A autoridade de proteção de dados de Hamburgo mostrou-se na última terça-feira contra a política de nomes reais, que obriga os utilizadores do Facebook a usarem o seu nome real (aquele que está no cartão de cidadão ou passaporte).

Segundo o comissário de proteção de dados e liberdade de informação Johannes Gaspar, esta política limita o utilizador impedindo-o de criar várias contas e não assegura o direito à privacidade.

No caso específico da Alemanha o comissário defende que a obrigatoriedade do uso de nomes reais, viola a legislação em vigor neste pais, enquanto os pedidos de cópias digitais de uma foto de identificação oficial também contradizem a lei do passaporte e do cartão de identificação. Segundo Gaspar "o impedimento do uso de pseudónimos viola descaradamente o direito a autodeterminação informativa e constituí uma infração deliberada da lei de proteção de dados".

Gaspar afirma que, infelizmente, esta é uma situação recorrente explicando que "este caso demonstra que a rede social pretende impor a política de nomes reais sem ter em conta a legislação nacional". No entanto, Gaspar mostra-se contra afirmando que o Facebook tem de se adaptar às leis de cada país. “Quem quer que esteja no nosso campo, tem de jogar o nosso jogo”, disse.

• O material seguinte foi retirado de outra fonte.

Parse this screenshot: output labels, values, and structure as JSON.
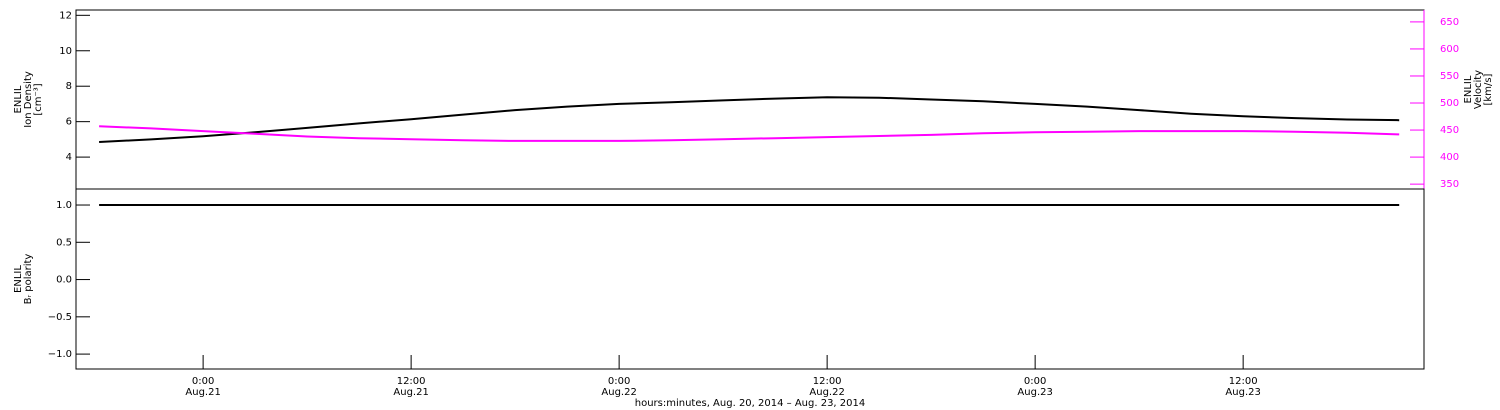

Os responsáveis da rede social já reagiram defendendo, em declarações à agência Reuters, que o uso de nomes reais no Facebook protege a privacidade dos utilizadores e a sua segurança, ao identificar com quem é que cada utilizador se liga e partilha conteúdos. Argumenta ainda que o Facebook não tem obrigação de se adaptar às leis de cada país e que apenas tem de se reger pela lei irlandesa, onde a rede social tem sede.

Recorde-se que esta não é uma situação nova e a discussão sobre o uso de nomes fictícios no Facebook é provavelmente uma das mais polémicas e controversas. Já em fevereiro deste ano a rede criada por Mark Zuckerberg foi acusada de discriminação, depois de um número considerável de ativistas americanos terem tido as suas contas suspensas ou os seus nomes de utilizadores alterados, de forma a corresponderem às normas europeias.